Here's my alien planet, well a bit of it that has survived within the Roil. Bear in mind it still needs a bit of spit and polish, but hey, that's why I'm doing this to make me more enthusiastic in my spitting and polishing.

The City of Tate - Roil Interior Northern Aspect
A bell tolled, city centre, some minor thing, that did not ripple out across the three levels of the city, but fell away to silence.
A Halloween ringing.
The pilot relaxed as much as she dared, brought her airship lower, and closer to the city's walls.
She had flown the perimeter shift many times, could close her eyes and see it.
The city of Tate.
Three high stone walls, topped with towers and linked with wires, that circled the steep hill called Willowhen. Crowded and fuming at Willowhen's peak, city's heart, where the Swarming Vents and the Four Cannons twisted and rose hundreds of meters further into the sky. The city of Tate, surrounded on all fronts by the Roil, a darkness deeper than night; an inky cloying fog.
Ice and endothermic weaponry were the Roil’s only torment.
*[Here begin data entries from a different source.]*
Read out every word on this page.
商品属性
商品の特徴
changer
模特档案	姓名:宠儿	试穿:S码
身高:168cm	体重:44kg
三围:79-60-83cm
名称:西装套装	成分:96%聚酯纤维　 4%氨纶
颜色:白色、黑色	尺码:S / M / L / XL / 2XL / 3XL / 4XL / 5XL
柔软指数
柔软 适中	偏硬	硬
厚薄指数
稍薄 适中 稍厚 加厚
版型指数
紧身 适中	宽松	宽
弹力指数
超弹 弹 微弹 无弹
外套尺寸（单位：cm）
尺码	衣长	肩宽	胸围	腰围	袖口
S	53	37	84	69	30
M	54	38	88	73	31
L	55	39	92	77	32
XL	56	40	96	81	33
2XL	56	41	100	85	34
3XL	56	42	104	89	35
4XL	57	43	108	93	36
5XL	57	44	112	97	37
Ice and vigilance, Tate’s only defence; and it had been that way for twenty years, since the Roil enclosed the city and continued on its way North.
Beyond the outer wall, a dense pack of Quarg hound ran - dashing towards the city, and pulling back. Dashing in and pulling back. She fired a few rounds at them and they scattered, black shapes darting this way and that. To the east, out of range of her ship's guns, an Endym circled, a big one, dusty wings twenty yards across. The pilot signalled to gunners on the wall and, almost immediately, a cannon fired. The Endym dipped a wing, dust fell away from its tips -- the ice-sheathed shell missed it by yards. It veered to the west and was quickly gone from sight.
She brought her ship lower still, down over the Jut, the easternmost edge of the outer wall, and the city's only gatehouse.
Margaret Penn stood there. The pilot could make out her gangly figure, Margaret’s white hair almost luminous in the strong lights that roved over the wall.
She waved, but Margaret did not see her, and the pilot was not surprised. Margaret was waiting for her parents, Marcus and Arabella Penn, the architects of Tate’s defence.
They had been away testing armaments in the North.
They were late.


Andrew Macrae said...

Hey Trent,

Just thought I'd stop in to say hi. Looking forward to Roil! It sounds ace, man. Enjoyed chatting with ya at Conjure.



Trent Jamieson said...

Hey Andy,

Thanks. It was good catching up at Conjure - would have been better if I hadn't gotten sick, but that's life.